Here my mom will look at the evidence (what the thermometer says), conclude I have a fever (which is true), and so conclude I am sick (which is also true). But still what I did was dishonest. It was not dishonest because it brought about a false belief, but because in targeting the measure. It’s dishonest because I’m giving ‘bad evidence’ for my true conclusion. I’m getting my mom to believe something true, but doing so by manipulation. I’m weaponizing her own ‘epistemic processes’ against her.
Now, this third case seems structurally similar to all the various steps people take to improve their ‘appearance’ as a job applicant. Those steps all ‘target the measure’ in a way that damages the sort of evidential support the measure is supposed to provide.
It seems clear that honesty requires that I not take steps to target my student evaluations directly. Similarly, it would be dishonest to put extra effort into classes that will be observed by my letter writers. I recognize that it is morally important to avoid this sort of propaganda. For example, if I’m going to give end-of-semester extra credit, for instance, I will wait till after evaluations are done just to make sure I’m not tempted to give that extra credit as a way to boost my evaluations.
But those are the (comparatively) easy temptations to avoid. It’s easy to not do something just to make yourself appear better. What is much harder is being equally willing to do something even knowing it will make me appear worse. For example, there are times when I’ve avoided giving certain really difficult assignments or covering certain controversial topics which I think probably would have been educationally best, because I thought there was a chance they might negatively affect my teaching evaluations. It’s much easier to not do something for a bad reason, than it is to not refrain from doing something for a bad reason.
Conclusion
Once you start noticing this temptation to ‘play to appearances’ you start to notice it everywhere. In this way it’s like the vice of vainglory.

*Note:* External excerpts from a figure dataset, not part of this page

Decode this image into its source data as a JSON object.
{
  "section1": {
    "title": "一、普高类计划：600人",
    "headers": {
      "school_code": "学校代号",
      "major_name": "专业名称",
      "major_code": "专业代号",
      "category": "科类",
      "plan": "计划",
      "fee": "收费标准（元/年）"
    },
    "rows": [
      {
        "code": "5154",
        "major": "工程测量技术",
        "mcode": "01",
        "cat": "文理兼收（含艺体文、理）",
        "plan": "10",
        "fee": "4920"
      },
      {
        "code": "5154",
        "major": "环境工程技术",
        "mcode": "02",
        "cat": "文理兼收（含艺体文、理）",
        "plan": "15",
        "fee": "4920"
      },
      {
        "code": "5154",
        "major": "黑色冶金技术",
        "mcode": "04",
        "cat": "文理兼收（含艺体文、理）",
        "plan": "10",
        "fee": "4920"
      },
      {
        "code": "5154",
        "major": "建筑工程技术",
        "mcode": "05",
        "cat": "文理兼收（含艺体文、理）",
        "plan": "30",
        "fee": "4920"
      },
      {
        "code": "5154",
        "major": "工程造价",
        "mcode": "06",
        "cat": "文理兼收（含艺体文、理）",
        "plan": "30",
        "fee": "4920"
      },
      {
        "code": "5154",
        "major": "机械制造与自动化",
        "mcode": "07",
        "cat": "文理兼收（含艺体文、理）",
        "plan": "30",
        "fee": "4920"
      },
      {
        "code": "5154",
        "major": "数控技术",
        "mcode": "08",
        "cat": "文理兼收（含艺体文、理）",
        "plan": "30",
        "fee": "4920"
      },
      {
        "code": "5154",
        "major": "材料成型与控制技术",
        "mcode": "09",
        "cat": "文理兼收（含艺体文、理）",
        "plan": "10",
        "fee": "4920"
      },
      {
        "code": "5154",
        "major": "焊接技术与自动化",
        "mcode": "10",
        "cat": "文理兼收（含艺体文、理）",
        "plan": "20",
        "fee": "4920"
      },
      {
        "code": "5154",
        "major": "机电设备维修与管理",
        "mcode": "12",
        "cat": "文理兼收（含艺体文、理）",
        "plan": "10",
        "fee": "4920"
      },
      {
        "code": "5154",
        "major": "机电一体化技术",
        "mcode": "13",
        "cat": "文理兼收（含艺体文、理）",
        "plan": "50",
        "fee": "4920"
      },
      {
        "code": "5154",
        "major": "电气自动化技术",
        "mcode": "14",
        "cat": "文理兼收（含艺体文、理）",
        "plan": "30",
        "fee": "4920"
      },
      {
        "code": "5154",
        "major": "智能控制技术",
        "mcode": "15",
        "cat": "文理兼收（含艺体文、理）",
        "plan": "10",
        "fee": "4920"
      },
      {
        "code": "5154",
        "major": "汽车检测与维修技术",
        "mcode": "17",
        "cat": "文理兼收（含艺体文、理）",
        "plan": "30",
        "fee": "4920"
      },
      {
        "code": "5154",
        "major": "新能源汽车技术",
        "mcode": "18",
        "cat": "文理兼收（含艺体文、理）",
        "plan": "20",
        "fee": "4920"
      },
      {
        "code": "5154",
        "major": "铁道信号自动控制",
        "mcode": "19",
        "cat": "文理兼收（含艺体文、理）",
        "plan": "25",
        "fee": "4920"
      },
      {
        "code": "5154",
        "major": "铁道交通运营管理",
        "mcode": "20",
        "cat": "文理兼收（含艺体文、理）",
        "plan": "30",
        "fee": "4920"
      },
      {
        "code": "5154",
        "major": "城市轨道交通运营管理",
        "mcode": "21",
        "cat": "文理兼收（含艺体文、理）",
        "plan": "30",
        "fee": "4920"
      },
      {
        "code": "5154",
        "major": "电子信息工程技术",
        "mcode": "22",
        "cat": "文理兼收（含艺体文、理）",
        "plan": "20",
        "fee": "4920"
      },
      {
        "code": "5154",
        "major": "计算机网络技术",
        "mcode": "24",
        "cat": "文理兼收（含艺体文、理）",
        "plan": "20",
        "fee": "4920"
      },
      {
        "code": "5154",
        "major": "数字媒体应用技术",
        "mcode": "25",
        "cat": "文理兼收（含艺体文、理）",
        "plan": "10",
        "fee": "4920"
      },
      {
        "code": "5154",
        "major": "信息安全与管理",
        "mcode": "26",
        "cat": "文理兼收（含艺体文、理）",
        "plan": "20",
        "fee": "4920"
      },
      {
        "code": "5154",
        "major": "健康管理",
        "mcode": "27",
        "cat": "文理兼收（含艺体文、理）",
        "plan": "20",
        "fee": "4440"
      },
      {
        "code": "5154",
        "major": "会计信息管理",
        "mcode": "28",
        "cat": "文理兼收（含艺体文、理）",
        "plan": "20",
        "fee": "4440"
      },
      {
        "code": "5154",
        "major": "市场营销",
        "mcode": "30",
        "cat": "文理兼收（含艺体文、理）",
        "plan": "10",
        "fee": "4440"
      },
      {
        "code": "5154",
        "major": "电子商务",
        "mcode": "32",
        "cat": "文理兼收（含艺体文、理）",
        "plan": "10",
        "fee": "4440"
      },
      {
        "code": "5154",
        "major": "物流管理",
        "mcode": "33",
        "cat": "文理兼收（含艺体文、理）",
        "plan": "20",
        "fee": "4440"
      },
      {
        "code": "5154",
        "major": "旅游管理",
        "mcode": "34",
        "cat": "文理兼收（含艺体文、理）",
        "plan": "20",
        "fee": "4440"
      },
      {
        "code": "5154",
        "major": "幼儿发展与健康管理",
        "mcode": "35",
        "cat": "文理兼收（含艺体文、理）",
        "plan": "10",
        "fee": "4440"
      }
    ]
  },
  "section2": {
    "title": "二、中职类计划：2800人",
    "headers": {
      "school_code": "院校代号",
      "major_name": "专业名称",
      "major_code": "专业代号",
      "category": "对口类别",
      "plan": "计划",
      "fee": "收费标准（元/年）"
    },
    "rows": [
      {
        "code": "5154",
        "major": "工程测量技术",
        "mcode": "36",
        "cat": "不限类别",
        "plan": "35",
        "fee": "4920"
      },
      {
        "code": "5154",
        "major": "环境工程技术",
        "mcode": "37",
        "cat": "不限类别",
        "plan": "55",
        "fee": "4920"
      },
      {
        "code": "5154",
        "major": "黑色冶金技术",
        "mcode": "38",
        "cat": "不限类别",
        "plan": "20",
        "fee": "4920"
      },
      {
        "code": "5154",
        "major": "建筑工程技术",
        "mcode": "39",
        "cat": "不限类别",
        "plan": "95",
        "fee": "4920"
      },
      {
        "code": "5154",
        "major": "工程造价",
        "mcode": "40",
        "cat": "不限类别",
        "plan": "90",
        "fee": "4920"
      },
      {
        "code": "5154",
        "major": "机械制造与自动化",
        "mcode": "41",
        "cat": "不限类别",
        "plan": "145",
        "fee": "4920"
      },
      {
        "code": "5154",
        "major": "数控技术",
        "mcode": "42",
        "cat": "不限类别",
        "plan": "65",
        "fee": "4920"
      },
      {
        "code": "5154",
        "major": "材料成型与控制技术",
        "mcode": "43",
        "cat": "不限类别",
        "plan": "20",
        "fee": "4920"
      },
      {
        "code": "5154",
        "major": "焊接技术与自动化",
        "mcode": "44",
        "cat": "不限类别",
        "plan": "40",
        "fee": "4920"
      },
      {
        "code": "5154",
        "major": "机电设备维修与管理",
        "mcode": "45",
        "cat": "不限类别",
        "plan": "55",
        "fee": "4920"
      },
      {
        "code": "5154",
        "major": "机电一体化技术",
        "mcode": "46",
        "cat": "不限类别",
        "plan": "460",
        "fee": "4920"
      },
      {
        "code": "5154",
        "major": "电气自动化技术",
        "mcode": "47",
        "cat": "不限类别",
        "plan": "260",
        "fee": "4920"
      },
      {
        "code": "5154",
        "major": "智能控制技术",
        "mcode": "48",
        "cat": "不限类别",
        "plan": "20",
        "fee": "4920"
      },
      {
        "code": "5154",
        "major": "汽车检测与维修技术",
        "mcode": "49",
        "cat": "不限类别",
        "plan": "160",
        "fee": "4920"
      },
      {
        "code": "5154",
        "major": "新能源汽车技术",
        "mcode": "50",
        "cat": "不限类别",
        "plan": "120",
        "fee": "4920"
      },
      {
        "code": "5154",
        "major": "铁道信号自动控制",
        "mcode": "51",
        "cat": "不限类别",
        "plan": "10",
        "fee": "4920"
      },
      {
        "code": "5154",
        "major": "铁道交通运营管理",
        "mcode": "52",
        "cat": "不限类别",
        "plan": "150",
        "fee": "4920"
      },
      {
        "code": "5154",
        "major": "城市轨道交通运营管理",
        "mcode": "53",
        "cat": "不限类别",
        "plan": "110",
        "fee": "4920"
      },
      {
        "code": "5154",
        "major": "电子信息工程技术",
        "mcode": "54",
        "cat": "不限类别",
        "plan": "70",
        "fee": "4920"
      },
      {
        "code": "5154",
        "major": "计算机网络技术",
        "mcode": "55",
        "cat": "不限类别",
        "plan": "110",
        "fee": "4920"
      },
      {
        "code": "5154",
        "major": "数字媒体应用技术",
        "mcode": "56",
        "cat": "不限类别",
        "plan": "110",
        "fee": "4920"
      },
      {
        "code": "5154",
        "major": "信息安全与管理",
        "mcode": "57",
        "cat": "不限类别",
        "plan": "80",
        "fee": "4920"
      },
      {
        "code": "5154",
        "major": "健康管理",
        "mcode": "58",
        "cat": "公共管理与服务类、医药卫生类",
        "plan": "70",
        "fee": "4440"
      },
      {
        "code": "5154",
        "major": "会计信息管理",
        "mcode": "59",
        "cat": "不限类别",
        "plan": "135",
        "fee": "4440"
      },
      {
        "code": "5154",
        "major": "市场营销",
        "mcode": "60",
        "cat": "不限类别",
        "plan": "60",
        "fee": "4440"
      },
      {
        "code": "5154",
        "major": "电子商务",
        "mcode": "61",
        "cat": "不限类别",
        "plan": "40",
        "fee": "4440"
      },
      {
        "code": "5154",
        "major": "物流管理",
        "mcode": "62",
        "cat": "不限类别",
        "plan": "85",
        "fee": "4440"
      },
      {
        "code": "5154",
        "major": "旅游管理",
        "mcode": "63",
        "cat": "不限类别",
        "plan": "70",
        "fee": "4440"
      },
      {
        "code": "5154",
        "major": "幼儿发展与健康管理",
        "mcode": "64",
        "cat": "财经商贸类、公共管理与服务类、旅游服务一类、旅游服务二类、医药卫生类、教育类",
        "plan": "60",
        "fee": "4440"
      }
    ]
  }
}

In fact, you start to notice that it might be at play in your very posts about the problem. If a potential employer is reading this piece, I expect it reflects well on me. I think it gives the (I hope, true) impression that I try to be unusually scrupulous about my application materials. And that is not necessarily dishonest, but it is dishonest if I would not have written this piece except to give that impression. So is that the real reason I wrote it?
Honestly, I’m not sure. I don’t think so, but self-knowledge is hard for us ordinary non-saintly people. (Though I’ll leave that topic for a future post.)